The second portal, Cuida Gijón (Care for Gijon) means citizens can help maintain and conserve the city’s streets and facilities, encouraging personal responsibility and saving government money. People can quickly communicate, via the Cuida website or app, issues they notice such as street lights that aren’t working or benches that are damaged. For transparency, all reported issues are published online and updated when they are fixed. As well as dealing with around 1,000 complaints a year, the portal also receives around 275 improvement ideas. For example, Cuida’s inventory of municipal land and properties gives citizens the chance to check ownership and, if unused, to propose new community uses.

The third portal, Participa Gijón (Participate in Gijon), is the primary mechanism for promoting and strengthening participative government.
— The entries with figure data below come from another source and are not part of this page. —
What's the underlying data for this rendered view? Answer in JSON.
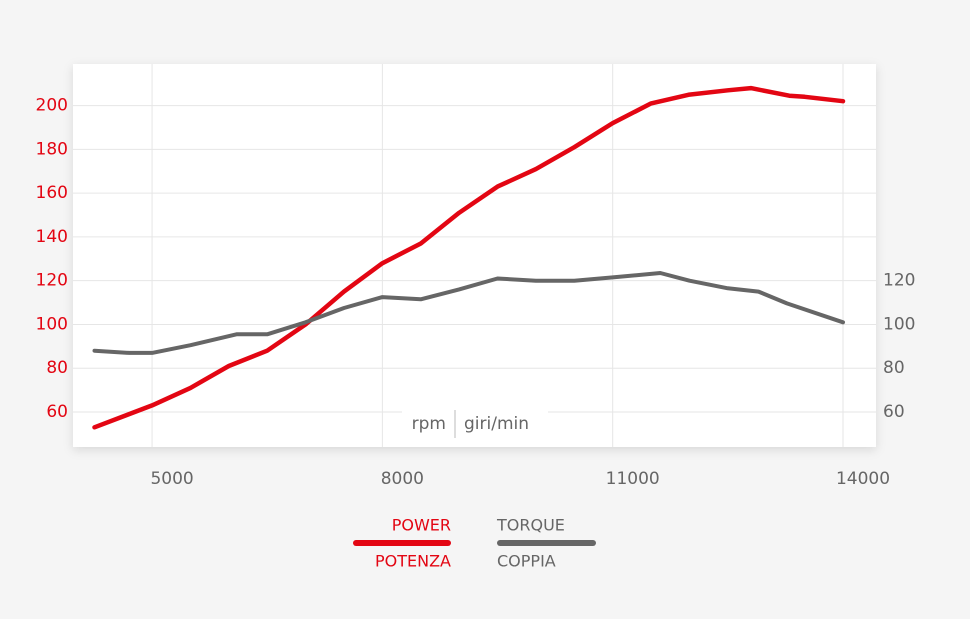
{
  "chart_data": {
    "type": "line",
    "x": [
      4250,
      4700,
      5000,
      5500,
      6000,
      6100,
      6500,
      7000,
      7500,
      8000,
      8500,
      9000,
      9500,
      10000,
      10500,
      11000,
      11500,
      11620,
      12000,
      12500,
      12800,
      12900,
      13000,
      13270,
      13300,
      13500,
      14000
    ],
    "series": [
      {
        "name": "POWER",
        "subname": "POTENZA",
        "color": "#e30613",
        "axis": "y",
        "values": [
          53,
          null,
          63,
          71,
          81,
          null,
          88,
          100,
          115,
          128,
          137,
          151,
          163,
          171,
          181,
          192,
          201,
          null,
          205,
          207,
          208,
          null,
          null,
          null,
          204.5,
          204,
          202
        ]
      },
      {
        "name": "TORQUE",
        "subname": "COPPIA",
        "color": "#666666",
        "axis": "y2",
        "values": [
          88,
          87,
          87,
          90.5,
          null,
          95.5,
          95.5,
          101,
          107.5,
          112.5,
          111.5,
          116,
          121,
          120,
          120,
          121.5,
          null,
          123.5,
          120,
          116.5,
          null,
          115,
          null,
          109.6,
          null,
          null,
          101
        ]
      }
    ],
    "xlabel": "rpm",
    "xlabel_alt": "giri/min",
    "xlim": [
      3970,
      14430
    ],
    "xticks": [
      5000,
      8000,
      11000,
      14000
    ],
    "ylim": [
      44,
      219
    ],
    "yticks": [
      60,
      80,
      100,
      120,
      140,
      160,
      180,
      200
    ],
    "y2lim": [
      44,
      219
    ],
    "y2ticks": [
      60,
      80,
      100,
      120
    ],
    "grid": true
  }
}
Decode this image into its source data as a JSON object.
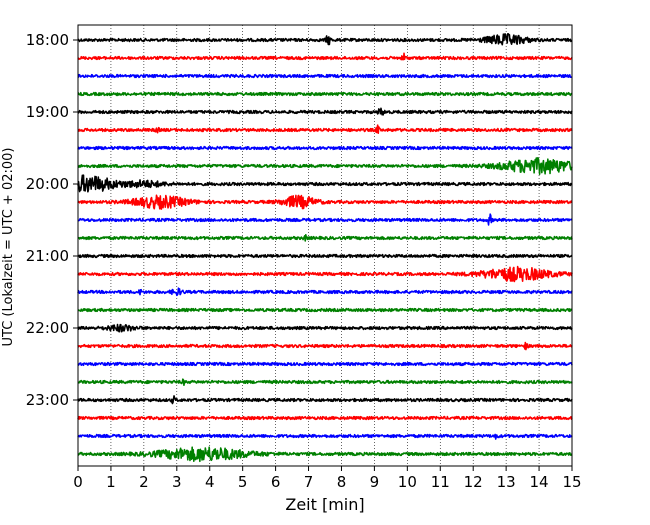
{
  "chart_data": {
    "type": "line",
    "title": "",
    "xlabel": "Zeit  [min]",
    "ylabel": "UTC (Lokalzeit = UTC + 02:00)",
    "xlim": [
      0,
      15
    ],
    "x_ticks": [
      0,
      1,
      2,
      3,
      4,
      5,
      6,
      7,
      8,
      9,
      10,
      11,
      12,
      13,
      14,
      15
    ],
    "y_tick_labels": [
      "18:00",
      "19:00",
      "20:00",
      "21:00",
      "22:00",
      "23:00"
    ],
    "traces_per_hour": 4,
    "minutes_per_trace": 15,
    "grid": "vertical dotted at each minute",
    "trace_colors": [
      "#000000",
      "#ff0000",
      "#0000ff",
      "#008000"
    ],
    "traces": [
      {
        "start": "18:00",
        "events": [
          {
            "t": 7.6,
            "amp": 0.6,
            "dur": 0.15
          },
          {
            "t": 13.0,
            "amp": 0.7,
            "dur": 1.2
          }
        ]
      },
      {
        "start": "18:15",
        "events": [
          {
            "t": 9.9,
            "amp": 0.6,
            "dur": 0.1
          }
        ]
      },
      {
        "start": "18:30",
        "events": []
      },
      {
        "start": "18:45",
        "events": []
      },
      {
        "start": "19:00",
        "events": [
          {
            "t": 9.2,
            "amp": 0.4,
            "dur": 0.2
          }
        ]
      },
      {
        "start": "19:15",
        "events": [
          {
            "t": 2.4,
            "amp": 0.4,
            "dur": 0.1
          },
          {
            "t": 9.1,
            "amp": 0.5,
            "dur": 0.1
          }
        ]
      },
      {
        "start": "19:30",
        "events": []
      },
      {
        "start": "19:45",
        "events": [
          {
            "t": 14.0,
            "amp": 1.0,
            "dur": 2.2
          }
        ]
      },
      {
        "start": "20:00",
        "events": [
          {
            "t": 0.3,
            "amp": 1.1,
            "dur": 1.6
          },
          {
            "t": 2.0,
            "amp": 0.4,
            "dur": 1.2
          }
        ]
      },
      {
        "start": "20:15",
        "events": [
          {
            "t": 2.5,
            "amp": 0.8,
            "dur": 1.6
          },
          {
            "t": 6.7,
            "amp": 0.8,
            "dur": 1.0
          }
        ]
      },
      {
        "start": "20:30",
        "events": [
          {
            "t": 12.5,
            "amp": 0.8,
            "dur": 0.1
          }
        ]
      },
      {
        "start": "20:45",
        "events": [
          {
            "t": 6.9,
            "amp": 0.3,
            "dur": 0.1
          }
        ]
      },
      {
        "start": "21:00",
        "events": []
      },
      {
        "start": "21:15",
        "events": [
          {
            "t": 13.3,
            "amp": 0.9,
            "dur": 2.0
          }
        ]
      },
      {
        "start": "21:30",
        "events": [
          {
            "t": 3.0,
            "amp": 0.4,
            "dur": 0.3
          },
          {
            "t": 1.9,
            "amp": 0.3,
            "dur": 0.1
          }
        ]
      },
      {
        "start": "21:45",
        "events": []
      },
      {
        "start": "22:00",
        "events": [
          {
            "t": 1.3,
            "amp": 0.4,
            "dur": 0.8
          }
        ]
      },
      {
        "start": "22:15",
        "events": [
          {
            "t": 13.6,
            "amp": 0.4,
            "dur": 0.1
          }
        ]
      },
      {
        "start": "22:30",
        "events": []
      },
      {
        "start": "22:45",
        "events": [
          {
            "t": 3.2,
            "amp": 0.3,
            "dur": 0.1
          }
        ]
      },
      {
        "start": "23:00",
        "events": [
          {
            "t": 2.9,
            "amp": 0.5,
            "dur": 0.1
          }
        ]
      },
      {
        "start": "23:15",
        "events": []
      },
      {
        "start": "23:30",
        "events": [
          {
            "t": 12.7,
            "amp": 0.3,
            "dur": 0.1
          }
        ]
      },
      {
        "start": "23:45",
        "events": [
          {
            "t": 3.8,
            "amp": 0.9,
            "dur": 2.6
          }
        ]
      }
    ]
  }
}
Here, citizens can learn about council initiatives, put forward their own, comment on different topics and proposals and take part in a collaborative decisionmaking process. New regulations, city plans and competitions have all been opened up for debate on the portal. One of the biggest collaborative decisions made via Participa so far has been how best to spend Gijon’s 2017 €6 million participative budget.

Collective intelligence

These tools have helped some citizens start to see themselves as co-responsible for the daily management of the city, especially ‘digital natives’ and community activists. The challenge now is to engage more citizen groups. To reach them, the city has created a communication programme of workshops, micro-sites, videos, mentoring and working groups. To overcome barriers to progress within the council itself, such as lack of digital know-how, a plan is being rolled out to modernise the municipal organisation so that it can better support Gijon’s overarching smart city strategy.

The portals are being enriched and enlarged day by day as more projects and issues are opened up for discussion and residents add their own information and ideas. Users’ collective intelligence and low-cost electronic voting are making a valuable contribution to the tools’ ongoing cost-effectiveness. The next goal is to ensure that the platform continues to add value to the city as an essential element of its smart city infrastructure: by helping to bring the Internet of Things into public life, creating a ‘city nervous system’ enabling truly intelligent management of resources and services.